On Wednesday, I received this sweet Valentine’s Day surprise from my godchild’s family. I can already see it displayed next year with the back filled with tiny Valentine cross stitch pillows. :-)

That’s it for now. Have a good week.

Monday, February 12, 2024

The Lincoln Letter and Snow Is Coming


 Today we honor and remember our 16th president who was born on February 12, 1809. It’s appropriate that I have just finished reading The Lincoln Letter, A Petter Fallon Novel by William Martin. It is one of the best books that I have read in the last few years. Martin is a brilliant story teller, and though I have read many books about this bloody period in our history, I came away with a deeper understanding of what life was like for the people who lived in our nation’s capitol during those turbulent times. 

When I reflect on it, I believe my interest in this period stems from knowing about my dad’s paternal grandfather who was an Irish emigrant. He was a gardener who enlisted at the age of forty. The Massachusetts Volunteer Militia was made up of Irishmen and men of Irish descent who answered Lincoln’s call. I have a copy passed down of the History of the Ninth Massachusetts Militia which documents the forming and service of this group. In the back of the book, a few lines are written about each man in  each company. If you were to see this book and examine Company E, you would find a  a small slip of faded pink paper on which in school girl handwriting,  I once wrote “My Great Grandfather” and his name to mark the page. When I was older, before sites like Ancestry came along, I sent away for and received his military records. They contained his enlistment papers, service records, and even the pension request forms from his widow. His first wife had died while he was in service, and after the war was over, he met and married a much younger woman, my great grandmother and then raised a second family.

Why am I telling you this? His last assignment before being released from duty and mustered out was due to serious health issues incurred from long hours of sentry duty along the Potomac. In this novel, the crowded hospitals for soldiers and the city of Washington are a backdrop for the story. 

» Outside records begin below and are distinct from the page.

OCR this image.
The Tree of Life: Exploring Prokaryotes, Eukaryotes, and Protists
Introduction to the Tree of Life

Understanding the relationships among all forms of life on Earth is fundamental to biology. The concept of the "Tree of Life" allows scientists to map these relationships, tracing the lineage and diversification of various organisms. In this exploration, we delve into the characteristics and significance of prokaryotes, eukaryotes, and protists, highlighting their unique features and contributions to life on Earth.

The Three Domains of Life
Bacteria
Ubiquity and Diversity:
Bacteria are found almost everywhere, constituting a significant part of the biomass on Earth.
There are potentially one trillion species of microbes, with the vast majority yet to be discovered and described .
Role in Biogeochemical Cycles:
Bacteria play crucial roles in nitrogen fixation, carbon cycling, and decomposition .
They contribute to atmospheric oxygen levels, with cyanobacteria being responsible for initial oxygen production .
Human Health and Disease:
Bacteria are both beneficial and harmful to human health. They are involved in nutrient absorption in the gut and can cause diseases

If you enjoy historical fiction, I highly, highly recommend this suspense filled novel. 

SNOW IS COMING!!!

For the last three or four days, we have been experiencing  near spring-like weather. It even hit sixty degrees on Saturday. Glorious! BUT. . . we, New Englanders, are not easily fooled. I knew that touch of spring was a set up, all part of Mother Nature’s plan. So while I enjoyed taking Emma for walks each day, I waited for the other shoe to drop, and it has as we have a snowstorm moving in over night. Our guild meeting scheduled for tomorrow has been cancelled as have all schools in the area. Along with the snow, we can expect high winds, just a typical nor’easter. It’s supposed to be a quick moving storm, so we will just have to see how much snow Mother Nature brings us.